Beaufort News

Decision on street banners in Beaufort left hanging, some residents say

Cars cross the intersection of Bay Street and Ribaut Road in Beaufort on Monday. Some residents want the city to prohibit banners in this area.
Cars cross the intersection of Bay Street and Ribaut Road in Beaufort on Monday. Some residents want the city to prohibit banners in this area. Jonathan Dyer/The Beaufort Gazette

More than two years after Beaufort City Council members verbally agreed the city should relocate banners that often hang from utility poles at the intersection of Bay Street and Ribaut Road, a small group of residents are asking officials to follow through.

But Beaufort Mayor Billy Keyserling, other residents and some nonprofit organization leaders argue the banners -- which often advertise upcoming events and festivals -- add to Beaufort's small-town charm and provide residents with important information at a high-visibility location.

Keyserling is not comfortable reneging on a previous council's commitment, he said, and believes the city needs to address the issue soon. However, he hopes a compromise can be reached.

"That intersection is the single best location for reaching the people of Beaufort," Keyserling said. "My plan is to call a neighborhood meeting and see if there's a way to do something that cleans up the announcements and address the neighborhood's concerns with aesthetics."

The city has hung banners at the intersection for at least 18 years.

In 2008, the Beaufort County Open Land Trust, which owns the property, and some Bay Street residents asked the city to stop the practice.

The Open Land Trust, which has a different executive director and board makeup than in 2008, no longer has a position on the banners, executive director Ann Bluntzer said.

"We would like the neighborhood who opposes the banners and the city ... to come to a compromise," Bluntzer said. "We will support whatever that compromise is."

The council at the time, which included current members Donnie Beer, Gary Fordham and Mike Sutton, did not vote to remove the banners but appeared to reach a consensus that a small park at Ribaut Road and Boundary Street would be a better location for them.

The park is part of Beaufort's new municipal complex. Council members suggested at the time the banners move once construction concluded. Beaufort opened its new City Hall, the second of the complex's two buildings, in August but hasn't relocated the banners or installed any other kind of sign at the park.

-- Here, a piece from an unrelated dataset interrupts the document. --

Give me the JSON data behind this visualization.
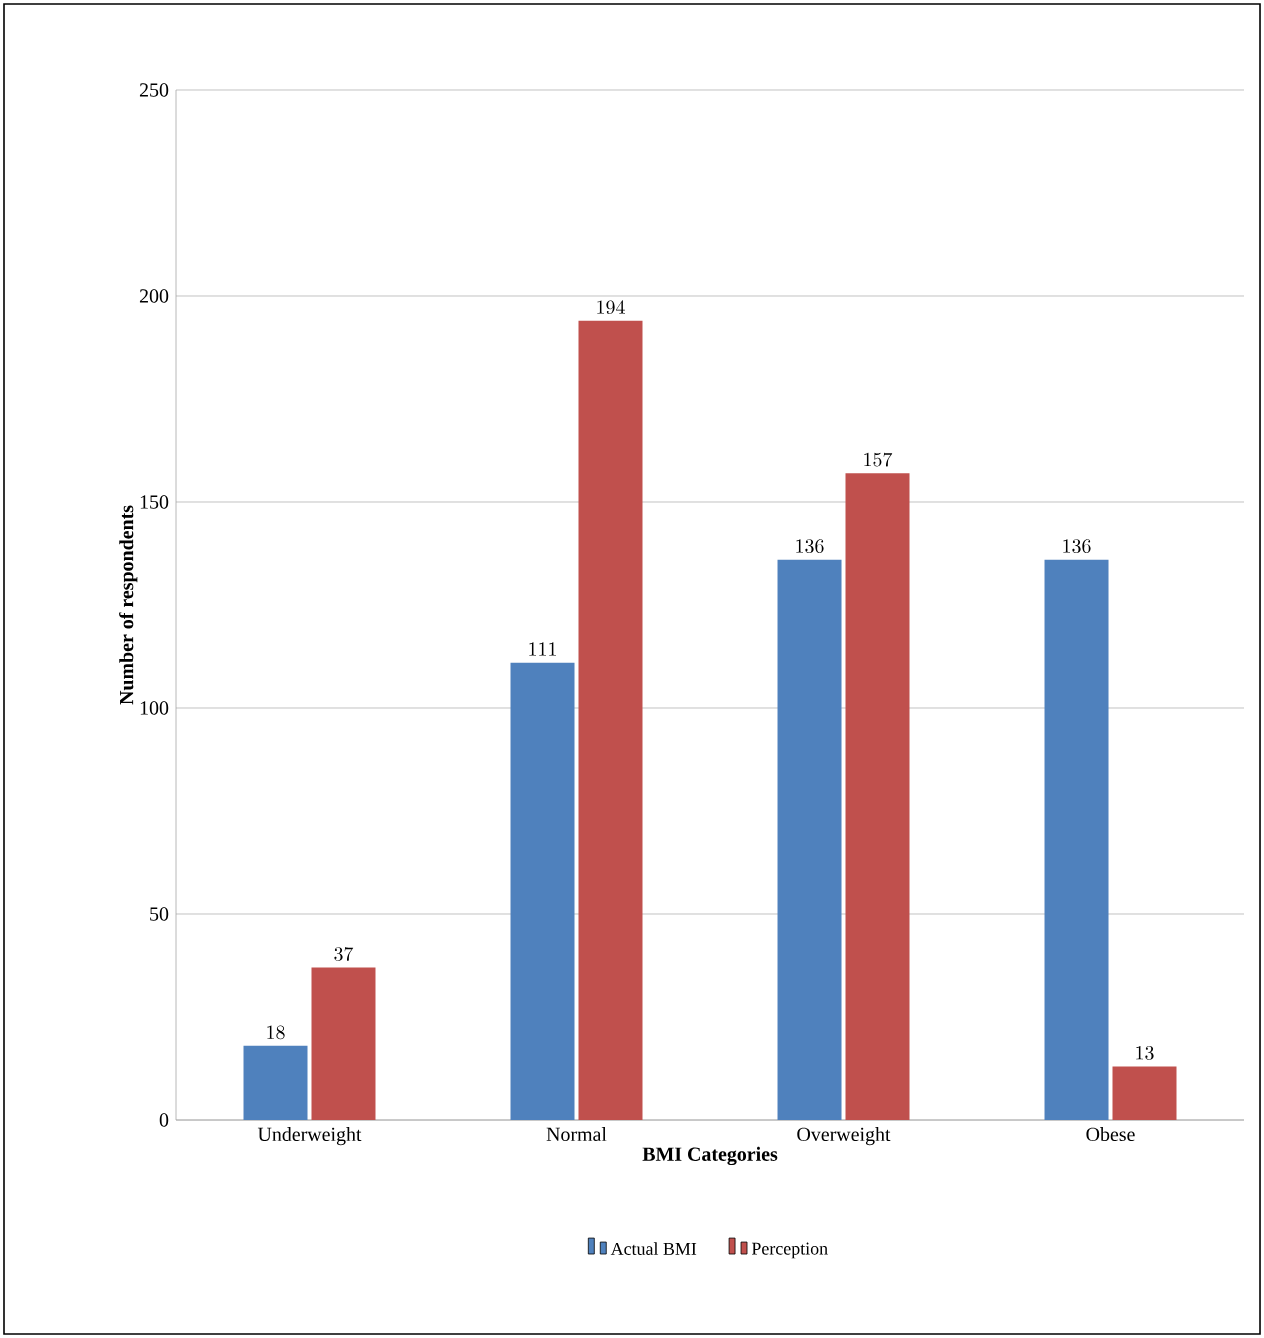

"We gave the neighbors assurance that those banners would come down once City Hall was finished and we had a new place to put them," Councilwoman Beer said. "I think we should keep that promise."

Wayne Reynolds, a Bay Street resident who implored council to move the banners in 2008 and again at a meeting last month, agrees.

"I want the city to honor its commitment and the agreement that was made," Reynolds said.

The banners are aesthetically inappropriate for the residential area, violate the city's sign ordinance and go against the wishes of many in the neighborhood, Reynolds said.

"We plan, with proper permission and at the neighborhood's expense, to transform the vacant-lot appearance of the property into a beautifully landscaped, park-like setting that will serve as a more attractive and meaningful entrance to one of the most beautiful streets and towns anywhere," Reynolds wrote in a letter to the editor that appeared in The Beaufort Gazette this week.